I overheard one oldster telling his comrades, “The place don’t look any different than it always did.” You could tell, though, that the pathways through the grass–wending around the many decrepit sheds–had been weed-whacked just a few days ago. Jill made friends with a couple who had just moved into an antique schoolhouse, so we exchanged numbers. I almost bought a really cool old, lichen-covered ploughshare–“Great for a garden centerpiece!” the auctioneer hollered–but soon found myself in the midst of a bidding war and quickly dropped out. “Got yourself caught in a buzzsaw, didn’t ya?” someone behind me said.
In spite of painful neuropathy in both her hands and now lymphedema in her left arm (swelling and pain that make the arm mostly useless), Jill was excited to be at an in-person auction, our first in well over a year. At one point she and I got separated. I had picked out two old (but not overly rusty) livestock gates and hoped no one else wanted them. But as soon as the bidding started I had competition.
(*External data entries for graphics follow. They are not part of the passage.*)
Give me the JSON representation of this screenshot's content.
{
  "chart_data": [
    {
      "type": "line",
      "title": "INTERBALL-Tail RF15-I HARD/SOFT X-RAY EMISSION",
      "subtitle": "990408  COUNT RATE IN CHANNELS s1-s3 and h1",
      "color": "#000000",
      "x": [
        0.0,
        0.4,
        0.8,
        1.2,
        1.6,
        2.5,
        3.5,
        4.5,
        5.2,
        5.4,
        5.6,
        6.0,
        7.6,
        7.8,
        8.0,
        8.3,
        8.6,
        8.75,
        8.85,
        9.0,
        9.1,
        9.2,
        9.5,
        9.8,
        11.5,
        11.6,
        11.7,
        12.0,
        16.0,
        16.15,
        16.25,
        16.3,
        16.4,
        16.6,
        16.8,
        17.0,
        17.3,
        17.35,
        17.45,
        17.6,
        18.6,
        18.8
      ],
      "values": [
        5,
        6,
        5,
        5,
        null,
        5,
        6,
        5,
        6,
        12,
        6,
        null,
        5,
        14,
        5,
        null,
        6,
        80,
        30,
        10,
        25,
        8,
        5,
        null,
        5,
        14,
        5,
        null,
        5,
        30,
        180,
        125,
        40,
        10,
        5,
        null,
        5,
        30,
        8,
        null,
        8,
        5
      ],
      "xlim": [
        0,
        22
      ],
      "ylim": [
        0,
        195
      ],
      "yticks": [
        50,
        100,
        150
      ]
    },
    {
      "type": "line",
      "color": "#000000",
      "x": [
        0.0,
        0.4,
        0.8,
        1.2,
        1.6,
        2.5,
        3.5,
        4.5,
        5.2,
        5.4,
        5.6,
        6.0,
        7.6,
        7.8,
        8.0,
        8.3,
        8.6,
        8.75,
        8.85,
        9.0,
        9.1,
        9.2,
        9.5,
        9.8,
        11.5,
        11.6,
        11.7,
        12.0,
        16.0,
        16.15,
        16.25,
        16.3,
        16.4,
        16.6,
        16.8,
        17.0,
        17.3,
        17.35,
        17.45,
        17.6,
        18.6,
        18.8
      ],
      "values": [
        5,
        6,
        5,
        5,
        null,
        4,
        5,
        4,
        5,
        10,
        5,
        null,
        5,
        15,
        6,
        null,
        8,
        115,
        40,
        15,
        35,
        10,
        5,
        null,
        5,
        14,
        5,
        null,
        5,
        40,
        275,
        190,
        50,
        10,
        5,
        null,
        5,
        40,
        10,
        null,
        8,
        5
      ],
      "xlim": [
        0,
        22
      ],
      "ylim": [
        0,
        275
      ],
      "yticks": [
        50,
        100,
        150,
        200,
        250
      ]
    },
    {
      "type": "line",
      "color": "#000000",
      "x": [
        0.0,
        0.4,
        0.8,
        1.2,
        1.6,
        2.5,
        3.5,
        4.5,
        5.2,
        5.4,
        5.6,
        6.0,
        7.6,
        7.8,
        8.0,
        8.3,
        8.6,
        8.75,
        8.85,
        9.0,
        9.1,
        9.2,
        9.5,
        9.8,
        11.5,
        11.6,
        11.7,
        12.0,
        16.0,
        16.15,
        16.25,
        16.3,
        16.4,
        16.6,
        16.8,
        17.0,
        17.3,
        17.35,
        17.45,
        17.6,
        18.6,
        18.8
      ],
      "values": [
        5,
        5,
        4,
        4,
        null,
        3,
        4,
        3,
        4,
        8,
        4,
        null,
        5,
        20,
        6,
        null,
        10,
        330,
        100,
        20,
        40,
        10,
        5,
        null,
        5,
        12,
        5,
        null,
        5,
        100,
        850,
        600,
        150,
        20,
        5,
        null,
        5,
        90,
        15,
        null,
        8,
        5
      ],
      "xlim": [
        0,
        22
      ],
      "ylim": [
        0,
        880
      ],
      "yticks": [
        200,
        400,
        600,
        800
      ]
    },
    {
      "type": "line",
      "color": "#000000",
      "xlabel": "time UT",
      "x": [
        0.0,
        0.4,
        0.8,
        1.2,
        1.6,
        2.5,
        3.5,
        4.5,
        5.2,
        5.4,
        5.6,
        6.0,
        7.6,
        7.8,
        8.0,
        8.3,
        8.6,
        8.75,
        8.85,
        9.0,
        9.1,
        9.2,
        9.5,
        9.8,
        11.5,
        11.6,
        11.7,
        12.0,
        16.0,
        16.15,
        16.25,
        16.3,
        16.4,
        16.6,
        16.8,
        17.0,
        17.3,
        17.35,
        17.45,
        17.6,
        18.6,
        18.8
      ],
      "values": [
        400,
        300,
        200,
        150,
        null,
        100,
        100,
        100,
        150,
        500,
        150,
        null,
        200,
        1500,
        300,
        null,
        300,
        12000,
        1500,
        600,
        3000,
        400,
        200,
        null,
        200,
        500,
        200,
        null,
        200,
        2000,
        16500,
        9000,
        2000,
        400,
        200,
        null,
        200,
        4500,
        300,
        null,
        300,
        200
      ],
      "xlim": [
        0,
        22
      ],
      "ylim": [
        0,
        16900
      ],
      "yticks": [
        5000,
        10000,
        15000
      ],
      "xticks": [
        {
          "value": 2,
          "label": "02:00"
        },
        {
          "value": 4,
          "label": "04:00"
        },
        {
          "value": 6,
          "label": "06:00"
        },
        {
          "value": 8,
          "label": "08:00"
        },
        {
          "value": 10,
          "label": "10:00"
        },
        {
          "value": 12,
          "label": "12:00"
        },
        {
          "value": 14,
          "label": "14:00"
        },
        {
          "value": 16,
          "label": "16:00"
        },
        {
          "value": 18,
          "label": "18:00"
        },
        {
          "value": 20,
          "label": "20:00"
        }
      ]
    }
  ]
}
I looked through the crowd to spy the other bidder: it was Jill! I called out, “Wait a minute, that’s my wife!” Everybody laughed.
By the way: nobody was wearing a mask. We were outside, of course, but it was clear that word had spread about the CDC’s latest revision: the atmosphere was markedly different than it has been all year, everybody relieved, even a bit giddy, to walk about with nothing between them and a wondrously beauty spring morning.